Tierney reviews Here’s the Thing by Emily O’Beirne

heres-the-thing-emily-obeirne

When Zel’s family moves back to Australia from the United States, she has to find her bearings in Sydney, while also making sense of the relationship she left behind: as Zel narrates the process of settling in and making friends at her new school, she also uses flashbacks to tell the story of meeting and falling for Prim in New York. It’s a sweet young adult novel – the story focuses thoughtfully on adolescent relationships, and as the present unfolds and the past is slowly revealed, you eagerly start to fit together the pieces that make up the puzzle that is Zel’s life.

Here’s the Thing is a thoroughly enjoyable read – Zel is a well fleshed-out character, and her first-person narrative (and copious endearing parenthetical asides) really draw the reader in. It’s refreshing to read a YA novel with a lesbian protagonist whose story doesn’t revolve exclusively around coming out or finding one true love. Coming out is an important step, and a process that never really ends (Zel even talks about coming out to people and clocking their reaction), but it’s great to see a YA character who is gay right off the bat, and for whom romance is just one aspect of the story (though there is certainly romance in Zel’s life – an excellent slow burn romance with one of her new friends, built up in just the right way that has the reader wholeheartedly rooting for them).

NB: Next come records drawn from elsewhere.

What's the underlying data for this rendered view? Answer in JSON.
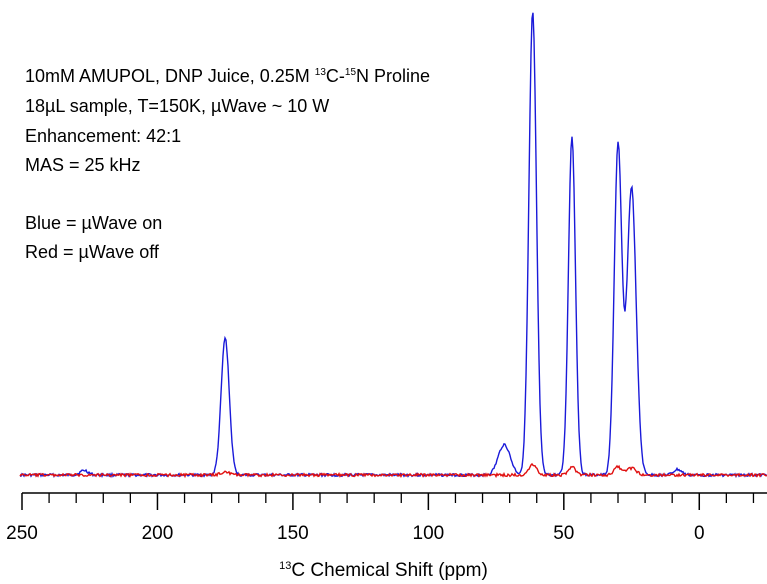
{
  "annotation": {
    "line1_prefix": "10mM AMUPOL, DNP Juice, 0.25M ",
    "line1_sup1": "13",
    "line1_mid": "C-",
    "line1_sup2": "15",
    "line1_suffix": "N Proline",
    "line2": "18µL sample, T=150K, µWave ~ 10 W",
    "line3": "Enhancement: 42:1",
    "line4": "MAS = 25 kHz",
    "line5": "Blue = µWave on",
    "line6": "Red = µWave off"
  },
  "chart_data": {
    "type": "line",
    "title": "",
    "xlabel_sup": "13",
    "xlabel": "C Chemical Shift (ppm)",
    "ylabel": "",
    "xlim": [
      250,
      -25
    ],
    "ylim": [
      0,
      1
    ],
    "x_reversed": true,
    "grid": false,
    "x_ticks": [
      250,
      200,
      150,
      100,
      50,
      0
    ],
    "x_tick_labels": [
      "250",
      "200",
      "150",
      "100",
      "50",
      "0"
    ],
    "x_minor_tick_step": 10,
    "series": [
      {
        "name": "Blue = µWave on",
        "color": "#1a1ad9",
        "peaks": [
          {
            "center": 175,
            "height": 0.296,
            "width": 1.5
          },
          {
            "center": 72,
            "height": 0.066,
            "width": 2.2
          },
          {
            "center": 61.5,
            "height": 1.0,
            "width": 1.4
          },
          {
            "center": 47,
            "height": 0.733,
            "width": 1.3
          },
          {
            "center": 30,
            "height": 0.71,
            "width": 1.4
          },
          {
            "center": 25,
            "height": 0.622,
            "width": 1.7
          },
          {
            "center": 8,
            "height": 0.012,
            "width": 1.5
          },
          {
            "center": 227,
            "height": 0.01,
            "width": 1.5
          }
        ]
      },
      {
        "name": "Red = µWave off",
        "color": "#e01010",
        "peaks": [
          {
            "center": 175,
            "height": 0.007,
            "width": 1.5
          },
          {
            "center": 61.5,
            "height": 0.024,
            "width": 1.4
          },
          {
            "center": 47,
            "height": 0.018,
            "width": 1.3
          },
          {
            "center": 30,
            "height": 0.017,
            "width": 1.4
          },
          {
            "center": 25,
            "height": 0.015,
            "width": 1.7
          }
        ]
      }
    ]
  }
}
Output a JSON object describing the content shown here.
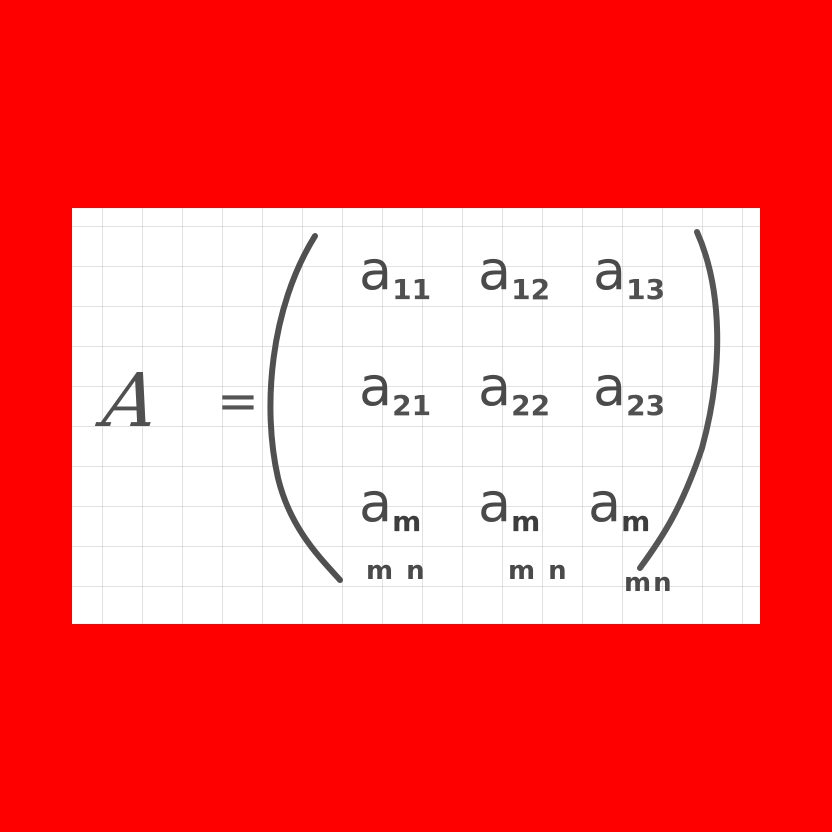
{
  "equation": {
    "lhs": "A",
    "equals": "=",
    "rows": [
      [
        {
          "base": "a",
          "sub": "11"
        },
        {
          "base": "a",
          "sub": "12"
        },
        {
          "base": "a",
          "sub": "13"
        }
      ],
      [
        {
          "base": "a",
          "sub": "21"
        },
        {
          "base": "a",
          "sub": "22"
        },
        {
          "base": "a",
          "sub": "23"
        }
      ],
      [
        {
          "base": "a",
          "sub": "m"
        },
        {
          "base": "a",
          "sub": "m"
        },
        {
          "base": "a",
          "sub": "m"
        }
      ]
    ],
    "last_row_notes": [
      "m n",
      "m n",
      "mn"
    ]
  },
  "colors": {
    "background": "#ff0000",
    "paper": "#ffffff",
    "ink": "#4a4a4a",
    "grid": "#969696"
  }
}
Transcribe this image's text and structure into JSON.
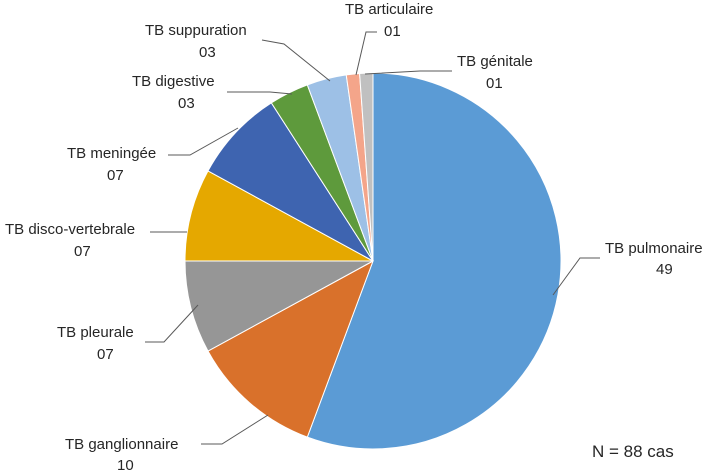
{
  "chart_data": {
    "type": "pie",
    "note": "N = 88 cas",
    "slices": [
      {
        "name": "TB pulmonaire",
        "value": 49,
        "label": "49",
        "color": "#5B9BD5"
      },
      {
        "name": "TB ganglionnaire",
        "value": 10,
        "label": "10",
        "color": "#D9712B"
      },
      {
        "name": "TB pleurale",
        "value": 7,
        "label": "07",
        "color": "#969696"
      },
      {
        "name": "TB disco-vertebrale",
        "value": 7,
        "label": "07",
        "color": "#E5A800"
      },
      {
        "name": "TB meningée",
        "value": 7,
        "label": "07",
        "color": "#3E64B0"
      },
      {
        "name": "TB digestive",
        "value": 3,
        "label": "03",
        "color": "#5E9A3C"
      },
      {
        "name": "TB suppuration",
        "value": 3,
        "label": "03",
        "color": "#9DC0E6"
      },
      {
        "name": "TB articulaire",
        "value": 1,
        "label": "01",
        "color": "#F4A58A"
      },
      {
        "name": "TB génitale",
        "value": 1,
        "label": "01",
        "color": "#C0C0C0"
      }
    ]
  }
}
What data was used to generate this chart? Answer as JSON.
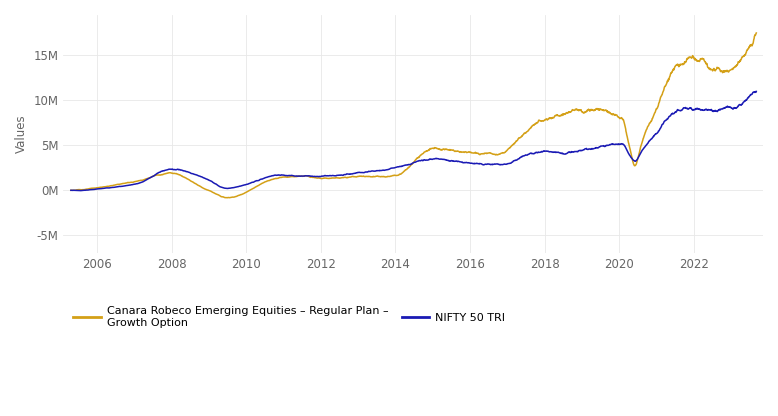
{
  "ylabel": "Values",
  "background_color": "#ffffff",
  "grid_color": "#e8e8e8",
  "canara_color": "#D4A017",
  "nifty_color": "#1a1ab4",
  "x_ticks": [
    2006,
    2008,
    2010,
    2012,
    2014,
    2016,
    2018,
    2020,
    2022
  ],
  "y_ticks": [
    -5000000,
    0,
    5000000,
    10000000,
    15000000
  ],
  "y_tick_labels": [
    "-5M",
    "0M",
    "5M",
    "10M",
    "15M"
  ],
  "ylim": [
    -7000000,
    19500000
  ],
  "xlim": [
    2005.1,
    2023.85
  ],
  "legend_canara": "Canara Robeco Emerging Equities – Regular Plan –\nGrowth Option",
  "legend_nifty": "NIFTY 50 TRI",
  "line_width": 1.1
}
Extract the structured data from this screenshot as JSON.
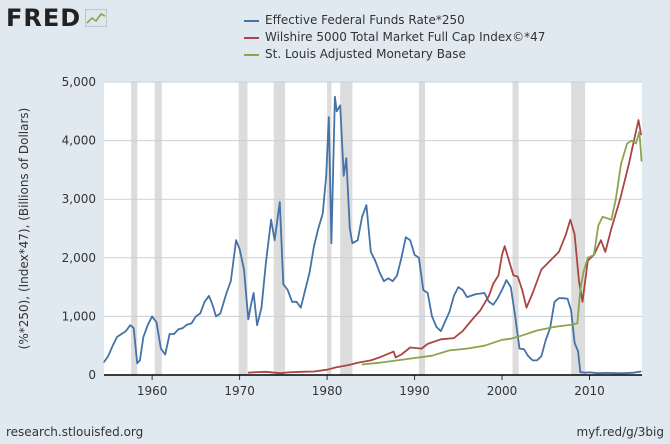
{
  "brand": {
    "logo_text": "FRED",
    "logo_icon": "chart-line-icon"
  },
  "footer": {
    "source": "research.stlouisfed.org",
    "short_url": "myf.red/g/3big"
  },
  "colors": {
    "background": "#e1e9f0",
    "plot_bg": "#ffffff",
    "grid": "#c8d0d8",
    "recession": "#dcdcdc",
    "fedfunds": "#4572a7",
    "wilshire": "#aa4643",
    "monbase": "#89a54e"
  },
  "chart_data": {
    "type": "line",
    "title": "",
    "xlabel": "",
    "ylabel": "(%*250), (Index*47), (Billions of Dollars)",
    "xlim": [
      1954.5,
      2016.0
    ],
    "ylim": [
      0,
      5000
    ],
    "x_ticks": [
      1960,
      1970,
      1980,
      1990,
      2000,
      2010
    ],
    "x_tick_labels": [
      "1960",
      "1970",
      "1980",
      "1990",
      "2000",
      "2010"
    ],
    "y_ticks": [
      0,
      1000,
      2000,
      3000,
      4000,
      5000
    ],
    "y_tick_labels": [
      "0",
      "1,000",
      "2,000",
      "3,000",
      "4,000",
      "5,000"
    ],
    "grid": true,
    "legend_position": "top",
    "recessions": [
      [
        1957.6,
        1958.3
      ],
      [
        1960.3,
        1961.1
      ],
      [
        1969.9,
        1970.9
      ],
      [
        1973.9,
        1975.2
      ],
      [
        1980.0,
        1980.5
      ],
      [
        1981.5,
        1982.9
      ],
      [
        1990.5,
        1991.2
      ],
      [
        2001.2,
        2001.9
      ],
      [
        2007.9,
        2009.5
      ]
    ],
    "series": [
      {
        "name": "Effective Federal Funds Rate*250",
        "color": "#4572a7",
        "x": [
          1954.5,
          1955.0,
          1955.5,
          1956.0,
          1956.5,
          1957.0,
          1957.5,
          1957.9,
          1958.3,
          1958.6,
          1959.0,
          1959.5,
          1960.0,
          1960.5,
          1961.0,
          1961.5,
          1962.0,
          1962.5,
          1963.0,
          1963.5,
          1964.0,
          1964.5,
          1965.0,
          1965.5,
          1966.0,
          1966.5,
          1966.9,
          1967.3,
          1967.8,
          1968.5,
          1969.0,
          1969.6,
          1970.0,
          1970.5,
          1971.0,
          1971.3,
          1971.6,
          1972.0,
          1972.5,
          1973.0,
          1973.6,
          1974.0,
          1974.6,
          1975.0,
          1975.5,
          1976.0,
          1976.5,
          1977.0,
          1977.5,
          1978.0,
          1978.5,
          1979.0,
          1979.5,
          1979.9,
          1980.2,
          1980.5,
          1980.9,
          1981.1,
          1981.5,
          1981.9,
          1982.2,
          1982.6,
          1982.9,
          1983.5,
          1984.0,
          1984.5,
          1985.0,
          1985.5,
          1986.0,
          1986.5,
          1987.0,
          1987.5,
          1988.0,
          1988.5,
          1989.0,
          1989.5,
          1990.0,
          1990.5,
          1991.0,
          1991.5,
          1992.0,
          1992.5,
          1993.0,
          1994.0,
          1994.5,
          1995.0,
          1995.5,
          1996.0,
          1997.0,
          1998.0,
          1998.5,
          1999.0,
          1999.5,
          2000.0,
          2000.5,
          2001.0,
          2001.5,
          2002.0,
          2002.5,
          2003.0,
          2003.5,
          2004.0,
          2004.5,
          2005.0,
          2005.5,
          2006.0,
          2006.5,
          2007.0,
          2007.5,
          2007.9,
          2008.3,
          2008.7,
          2008.95,
          2009.5,
          2010.0,
          2011.0,
          2012.0,
          2013.0,
          2014.0,
          2015.0,
          2015.9
        ],
        "values": [
          220,
          330,
          500,
          650,
          700,
          750,
          850,
          800,
          200,
          250,
          650,
          850,
          1000,
          900,
          450,
          350,
          700,
          700,
          780,
          800,
          860,
          880,
          1000,
          1050,
          1250,
          1350,
          1200,
          1000,
          1050,
          1400,
          1600,
          2300,
          2150,
          1800,
          950,
          1200,
          1400,
          850,
          1150,
          1900,
          2650,
          2300,
          2950,
          1550,
          1450,
          1250,
          1250,
          1150,
          1450,
          1750,
          2200,
          2500,
          2750,
          3400,
          4400,
          2250,
          4750,
          4500,
          4600,
          3400,
          3700,
          2500,
          2250,
          2300,
          2700,
          2900,
          2100,
          1950,
          1750,
          1600,
          1650,
          1600,
          1700,
          2000,
          2350,
          2300,
          2050,
          2000,
          1450,
          1400,
          1000,
          820,
          750,
          1080,
          1350,
          1500,
          1450,
          1330,
          1380,
          1400,
          1250,
          1200,
          1310,
          1450,
          1620,
          1500,
          1000,
          450,
          440,
          320,
          250,
          250,
          320,
          600,
          800,
          1250,
          1310,
          1310,
          1300,
          1100,
          550,
          400,
          50,
          40,
          45,
          30,
          35,
          30,
          30,
          40,
          60
        ]
      },
      {
        "name": "Wilshire 5000 Total Market Full Cap Index©*47",
        "color": "#aa4643",
        "x": [
          1971.0,
          1972.0,
          1973.0,
          1974.0,
          1974.7,
          1975.5,
          1977.0,
          1978.5,
          1980.0,
          1981.0,
          1982.5,
          1983.5,
          1985.0,
          1986.0,
          1987.6,
          1987.85,
          1988.5,
          1989.5,
          1990.8,
          1991.5,
          1993.0,
          1994.5,
          1995.5,
          1996.5,
          1997.5,
          1998.5,
          1999.0,
          1999.6,
          2000.0,
          2000.3,
          2000.8,
          2001.3,
          2001.8,
          2002.3,
          2002.8,
          2003.5,
          2004.5,
          2005.5,
          2006.5,
          2007.3,
          2007.8,
          2008.3,
          2008.8,
          2009.2,
          2009.8,
          2010.5,
          2011.3,
          2011.8,
          2012.5,
          2013.5,
          2014.5,
          2015.0,
          2015.6,
          2015.9
        ],
        "values": [
          40,
          50,
          55,
          40,
          30,
          45,
          55,
          60,
          90,
          130,
          170,
          210,
          250,
          300,
          400,
          300,
          350,
          470,
          450,
          530,
          610,
          630,
          750,
          930,
          1100,
          1350,
          1560,
          1700,
          2050,
          2200,
          1950,
          1700,
          1680,
          1450,
          1150,
          1400,
          1800,
          1950,
          2100,
          2400,
          2650,
          2400,
          1600,
          1250,
          1950,
          2050,
          2300,
          2100,
          2500,
          3000,
          3600,
          3950,
          4350,
          4100
        ]
      },
      {
        "name": "St. Louis Adjusted Monetary Base",
        "color": "#89a54e",
        "x": [
          1984.0,
          1986.0,
          1988.0,
          1990.0,
          1992.0,
          1994.0,
          1996.0,
          1998.0,
          2000.0,
          2001.0,
          2002.0,
          2004.0,
          2006.0,
          2008.0,
          2008.6,
          2008.95,
          2009.3,
          2009.8,
          2010.5,
          2011.0,
          2011.5,
          2012.5,
          2013.0,
          2013.6,
          2014.3,
          2014.8,
          2015.3,
          2015.7,
          2015.95
        ],
        "values": [
          180,
          210,
          250,
          290,
          330,
          420,
          450,
          500,
          600,
          620,
          660,
          760,
          820,
          860,
          880,
          1450,
          1750,
          2000,
          2050,
          2550,
          2700,
          2650,
          3000,
          3600,
          3950,
          4000,
          3950,
          4150,
          3650
        ]
      }
    ]
  }
}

The novel does have a few missteps. There are a few regrettable comments: for example, there is an odd interaction between Zel and her father in which he proclaims that she couldn’t have been asexual because they are Italian and they need to love. Zel also seems to live that special shiny kind of life found only in YA novels: she has moved across the globe twice, her mother works for a modeling agency, and her father makes costumes for the opera. Some of these details detract from, rather than add to, the relatable nature of Zel’s story – but these qualms are minor, and easily overcome.

The novel’s greatest strength is its focus on the characters’ relationships. The account of Zel’s relationship with Prim, in both the past and the present, is an excellent exposition of unreciprocated teenage love and teenage angst – their emotions and actions feel raw and real. At the heart of Zel’s story is the process of figuring out friendship and love, and the messiness that can come in trying to distinguish between the two – Zel’s journey is both universal and wholly her own.